Dalam terapi untuk mengatasi fobia, NLP telah digunakan dalam kombinasi dengan hipnosis, tetapi, saat ini, itu tidak termasuk dalam pengobatan konvensional untuk filofobia (terutama karena kurangnya proses akreditasi formal untuk mendukung metode ini). Lebih jauh, perlu dicatat bahwa siapa pun yang menderita kesedihan karena kondisi psikologis ini tahu bahwa membicarakannya saja tidak cukup untuk menghadapi ketakutan mereka.
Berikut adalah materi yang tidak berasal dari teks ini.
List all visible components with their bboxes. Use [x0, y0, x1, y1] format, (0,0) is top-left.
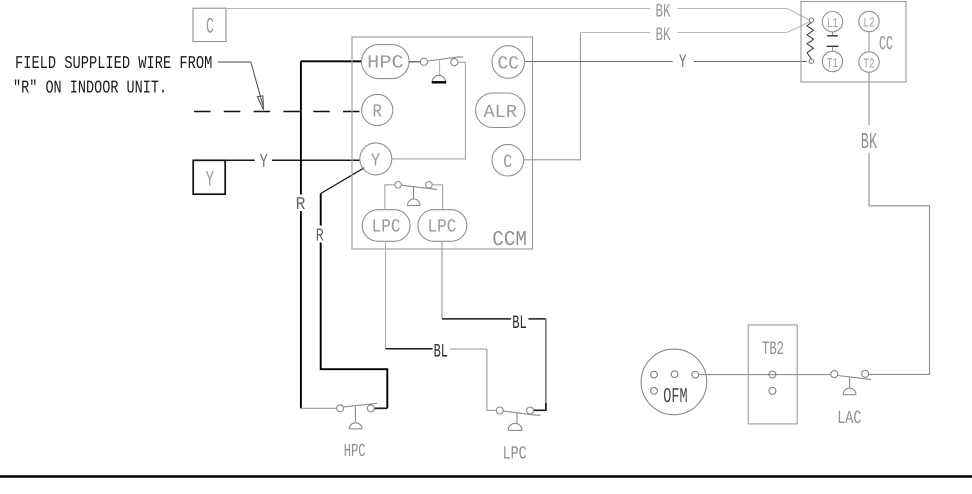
wire trunk to HPC switch left contact — [301, 407, 337, 409]
svg-text:LPC: LPC — [372, 217, 401, 238]
switch LAC — [831, 370, 871, 394]
terminal HPC (stadium) — [362, 45, 410, 79]
svg-text:HPC: HPC — [344, 441, 366, 462]
svg-text:CCM: CCM — [492, 229, 527, 252]
terminal T1 — [822, 51, 842, 71]
svg-text:BK: BK — [656, 1, 671, 23]
wire BL upper (right LPC to LPC switch) — [441, 241, 443, 319]
terminal block TB2 — [748, 325, 797, 424]
terminal T2 — [859, 52, 879, 72]
svg-text:Y: Y — [371, 150, 381, 171]
LPC pressure switch (bottom) — [496, 407, 540, 430]
svg-text:FIELD SUPPLIED WIRE FROM: FIELD SUPPLIED WIRE FROM — [15, 54, 212, 74]
HPC internal switch — [409, 57, 463, 66]
wire trunk R (HPC terminal down to HPC pressure switch) — [301, 61, 362, 408]
svg-text:TB2: TB2 — [762, 338, 784, 360]
svg-text:R: R — [316, 227, 324, 247]
svg-text:L2: L2 — [863, 17, 874, 32]
svg-text:BL: BL — [434, 341, 448, 363]
contactor coil (zigzag) — [807, 22, 814, 59]
terminal Y circle — [360, 143, 392, 175]
svg-text:LAC: LAC — [837, 408, 861, 429]
capacitor between L1 and T1 — [832, 32, 834, 36]
LPC internal switch — [395, 182, 437, 206]
svg-text:"R" ON INDOOR UNIT.: "R" ON INDOOR UNIT. — [13, 79, 167, 99]
wire BK from T2 down to LAC — [868, 72, 929, 374]
svg-text:C: C — [503, 152, 512, 173]
terminal box Y (field wiring) — [193, 160, 225, 194]
svg-text:CC: CC — [879, 33, 893, 55]
svg-text:T1: T1 — [827, 57, 838, 72]
svg-text:T2: T2 — [863, 58, 874, 73]
svg-text:LPC: LPC — [428, 217, 457, 238]
wire Y box to CCM Y terminal — [225, 159, 360, 161]
wire HPC switch to Y terminal (internal) — [392, 62, 466, 159]
wire to HPC switch right contact — [374, 407, 387, 409]
CCM module box — [352, 37, 533, 249]
terminal LPC left (stadium) — [362, 210, 410, 242]
contactor coil terminals — [809, 18, 813, 22]
terminal C circle — [492, 144, 524, 176]
terminal L2 — [859, 11, 879, 31]
svg-text:LPC: LPC — [503, 443, 527, 464]
svg-text:C: C — [206, 15, 214, 40]
leader line with arrowhead — [218, 62, 264, 110]
svg-text:OFM: OFM — [663, 386, 687, 409]
wire L2 to T2 — [868, 32, 870, 52]
svg-text:L1: L1 — [827, 17, 838, 32]
svg-text:BK: BK — [656, 24, 671, 46]
wire BK second (CCM C terminal to contactor coil) — [524, 33, 581, 160]
svg-text:HPC: HPC — [367, 52, 403, 73]
svg-text:BK: BK — [861, 129, 878, 155]
svg-text:BL: BL — [512, 312, 526, 334]
bottom border line — [0, 475, 972, 478]
svg-text:CC: CC — [498, 54, 520, 75]
instruction note text — [13, 54, 212, 99]
wire R (Y terminal to HPC switch right side) — [321, 168, 365, 194]
svg-text:Y: Y — [679, 51, 687, 73]
terminal R circle — [362, 94, 393, 125]
wires LPC switch to LPC terminals (internal) — [385, 185, 443, 209]
svg-text:Y: Y — [206, 168, 215, 193]
HPC pressure switch (bottom) — [337, 403, 377, 429]
svg-text:Y: Y — [260, 151, 268, 173]
terminal LPC right (stadium) — [418, 210, 467, 242]
fan motor OFM — [641, 349, 707, 415]
wire BL lower (left LPC to LPC switch) — [385, 241, 387, 348]
terminal box C (field wiring) — [193, 8, 226, 41]
terminal L1 — [822, 12, 842, 32]
wire BK top (C box to contactor coil) — [226, 9, 809, 20]
wire Y (CCM CC terminal to contactor coil) — [525, 61, 807, 63]
svg-text:ALR: ALR — [484, 102, 518, 123]
svg-text:R: R — [373, 102, 383, 123]
HPC internal switch actuator — [439, 59, 441, 75]
wire OFM to TB2 to LAC — [699, 374, 831, 376]
contactor CC box — [801, 2, 906, 83]
dashed field-supplied wire to R — [194, 111, 362, 113]
terminal ALR (stadium) — [476, 93, 525, 128]
svg-text:R: R — [296, 195, 306, 215]
terminal CC circle — [492, 46, 525, 79]
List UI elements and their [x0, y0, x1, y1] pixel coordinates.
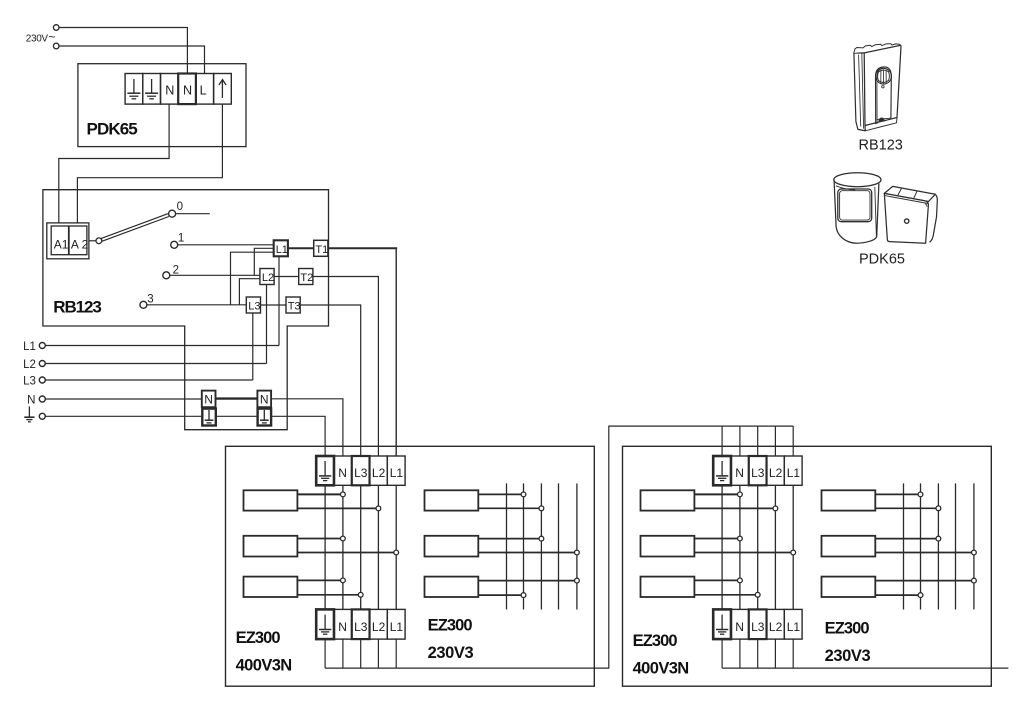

Saat ini, untuk mengatasi filofobia, jalur psikoterapi lebih berguna, dibentuk dan didukung oleh seorang profesional yang memperbaiki perilaku disfungsional pasien dengan intervensi spesifik dan terarah.

Philophobia: bisakah itu bergantung pada evolusi?

Teori alternatif yang mencoba menjelaskan penyebab ketakutan akan cinta adalah teori psikologi evolusioner . Aliran pemikiran ini berpendapat bahwa sifat-sifat manusia seperti persepsi, ingatan atau bahasa berasal dari seleksi alam atau seksual . Teori ini dikenal sebagai " adaptasi ", suatu proses yang umum dalam biologi tetapi baru saja mulai diterapkan pada psikologi.

Faktanya, sebagian besar gangguan fobia memiliki kecenderungan keluarga atau genetik : beberapa orang tampaknya lebih mungkin mengembangkan ketakutan patologis, seperti filofobia daripada orang lain.

Bahkan para psikolog evolusi percaya bahwa beberapa fobia mungkin berasal dari adaptasi.

Salah satu kasus yang sering dicontohkan dalam teks-teks yang berhubungan dengan subjek filofobia adalah Elizabeth I. Perlawanan terhadap pernikahan Ratu Inggris bisa disebabkan oleh eksekusi ibunya, Anna Bolena, yang bersalah karena jatuh cinta pada sepupunya. Fakta bahwa ayahnya, Henry VIII, bertanggung jawab atas hukuman mati mungkin telah membuatnya percaya bahwa semua hubungan romantis memiliki akhir yang tragis.

Psikologi evolusi mengklaim bahwa proses seleksi alam telah memengaruhi otak manusia untuk mengembangkan perilaku yang disebut " adaptasi psikologis " atau proses berpikir yang disebut " modul kognitif ". Karena itu, dalam arti tertentu, filofobia dapat dianggap sebagai manifestasi "positif" bagi kelanjutan spesies manusia.